F91-Trainer Mika Pinto / „Eigentlich ist es ein sehr großes Risiko“
Vom Fitness- zum Cheftrainer. Der Werdegang des neuen F91-Trainers Mika Pinto ist unüblich. Der Zögling von Carlos Fangueiro weiß, dass die Aufgabe in Düdelingen ein gewisses Risiko birgt, geht aber sorgenlos an die neue Aufgabe heran.
Kurz vor Silvester überraschte der F91 Düdelingen die Luxemburger Fußballwelt mit der Entlassung von Trainer Marco Martino. Der 30-Jährige hatte mit dem Verein Platz zwei in der Hinrunde erreicht und damit alle sportlichen Erwartungen erfüllt. Neben dem Platz war die Stimmung aber nicht so gut, wie sich später herausstellte. Ein Nachfolger wurde schnell gefunden. Der F91-Vorstand entschied sich, Co- und Fitnesstrainer Mika Pinto eine Chance zu geben.
Der Franko-Portugiese ist nur zwei Jahre älter als Martino und war vor allem bekannt als Teil des Trainerstabs von Carlos Fangueiro. Der heutige Trainer des portugiesischen Zweitligisten Leixões holte ihn nach Düdelingen. Überzeugt von seiner Arbeit, durfte Pinto seinen Chef auch nach Hesperingen und nach Portugal folgen. „Er ist ein richtiger Profi, der den Fußball versteht. Ich hätte ihn gerne bei Leixões behalten, aber er musste zurückkehren“, sagt Fangueiro über seinen Schützling.
Er ist ein richtiger Profi, der den Fußball verstehtEx-Chef von Pinto
Auch wegen seiner Trainerausbildung führte sein Weg im Sommer zurück nach Luxemburg. Pinto schloss sich wieder dem F91 an. Dass er in dieser Saison noch die Chefrolle übernehmen würde, war eigentlich nicht geplant und kam für den Betroffenen auch überraschend. „Der Verein wollte die Kontinuität beibehalten, mit Leuten, die die Mannschaft kennen, und war davon überzeugt, dass der aktuelle Trainerstab die anstehenden Aufgaben lösen kann. Dass Marco (Martino) gehen musste, hat mich trotzdem überrascht. Von den Spannungen habe ich nichts mitbekommen.“
F91-Präsident Jerry Schintgen sah sich nicht lange nach einem externen Nachfolger um. Die Wahl fiel fast sofort auf Pinto: „Wir sind von ihm überzeugt. Er kennt die Mannschaft und die Liga, arbeitet hochprofessionell und versteht sich auch sehr gut mit Torwarttrainer Jonathan Joubert und Co-Trainer Claudio Lombardelli.“
Pinto ist nicht nur in Düdelingen so etwas wie ein Senkrechtstarter. Bereits mit sehr jungen Jahren widmete er sich der Traineraufgabe. „Noch vor meinem 20. Lebensjahr habe ich glücklicherweise festgestellt, dass ich ein besserer Trainer als Spieler sein kann“, sagt Pinto, der selbst nur bei kleinen Vereinen im Umland von Thionville kickte.
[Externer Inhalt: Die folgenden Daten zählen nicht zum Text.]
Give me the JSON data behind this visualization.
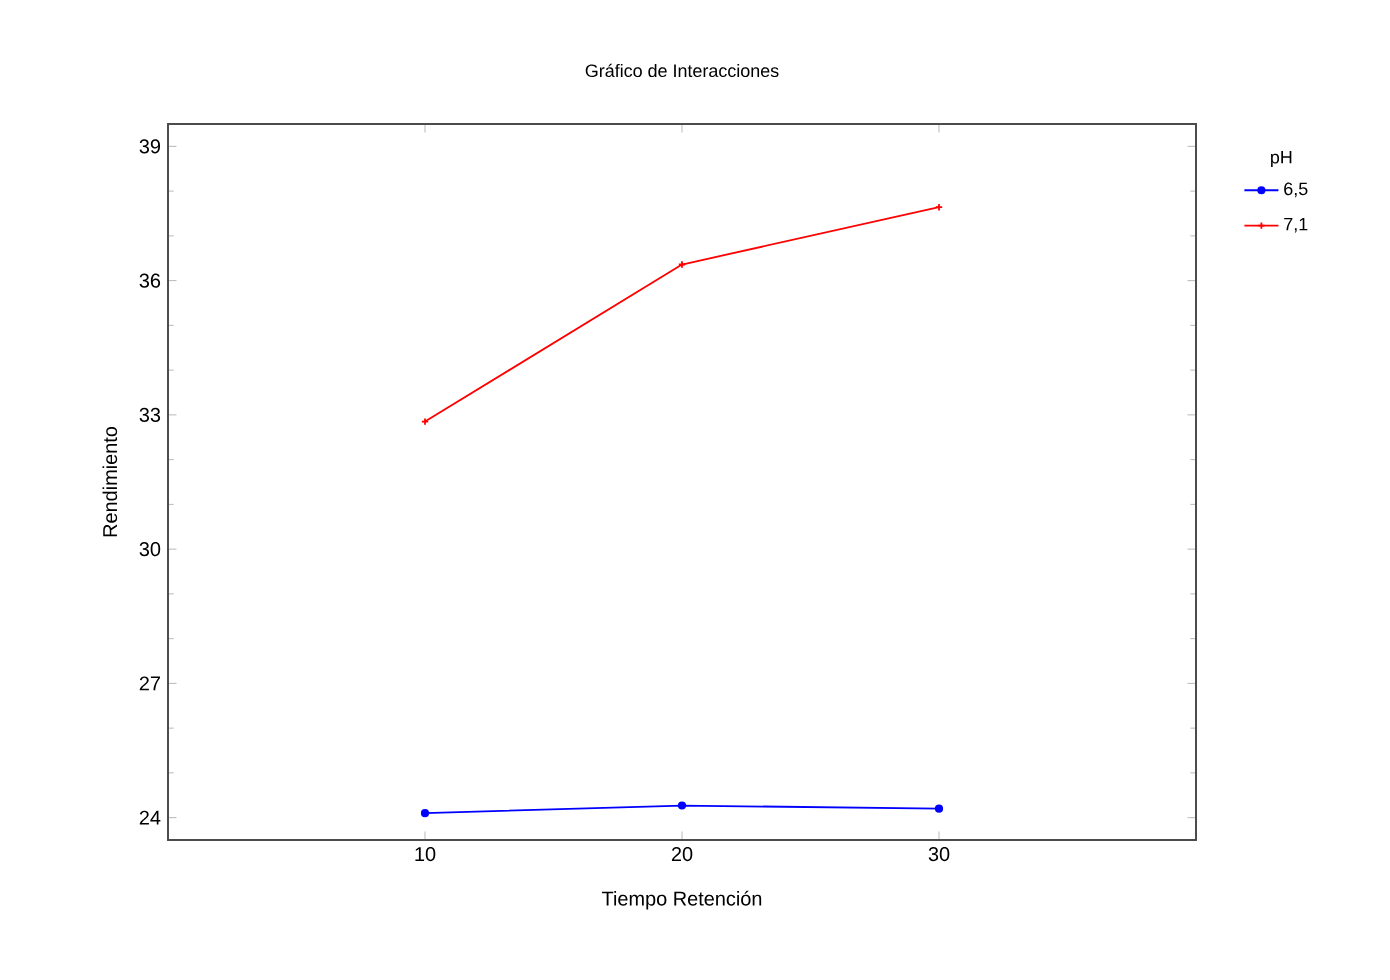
{
  "chart_data": {
    "type": "line",
    "title": "Gráfico de Interacciones",
    "xlabel": "Tiempo Retención",
    "ylabel": "Rendimiento",
    "legend_title": "pH",
    "x": [
      10,
      20,
      30
    ],
    "series": [
      {
        "name": "6,5",
        "color": "#0000ff",
        "values": [
          24.1,
          24.27,
          24.2
        ]
      },
      {
        "name": "7,1",
        "color": "#ff0000",
        "values": [
          32.85,
          36.36,
          37.64
        ],
        "marker": "cross"
      }
    ],
    "xlim": [
      0,
      40
    ],
    "ylim": [
      23.5,
      39.5
    ],
    "xticks": [
      10,
      20,
      30
    ],
    "yticks": [
      24,
      27,
      30,
      33,
      36,
      39
    ],
    "legend": "top right",
    "marker": "circle",
    "line_style": "solid",
    "grid": false
  }
}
Zunächst war er Ausbilder beim FC Metz, danach arbeitete er sich als Fitnesstrainer bis zur ersten Mannschaft des Stade Reims vor. Nun soll er also mit dem F91 Düdelingen die erneute Teilnahme am Europapokal sichern.
Pinto ist sich bewusst, dass die Aufgabe ein gewisses Risiko birgt. Der F91 hat bisher alle Erwartungen erfüllt und steht nach 15 Spieltagen auf Platz zwei der Tabelle. „Eigentlich ist es ein sehr großes Risiko (lacht). Da es aber nie mein Ziel war, Cheftrainer zu werden, mache ich mir überhaupt keinen Druck. Ich habe diese Aufgabe angenommen, um dem Verein zu helfen.“
Bei diesem Vorhaben helfen ihm auch die Erfahrungen, die er während der dreijährigen Zusammenarbeit mit Carlos Fangueiro sammeln konnte. „Aus persönlicher Sicht ist er wie ein Teil meiner Familie. Auf dem Platz konnte ich mir so einiges abschauen. Wie man ein Spiel methodisch vorbereitet oder eine Mannschaft einstellt. So nervös wie er werde ich jedoch nicht sein. Ich bin eher ein ruhiger Typ“, sagt Pinto.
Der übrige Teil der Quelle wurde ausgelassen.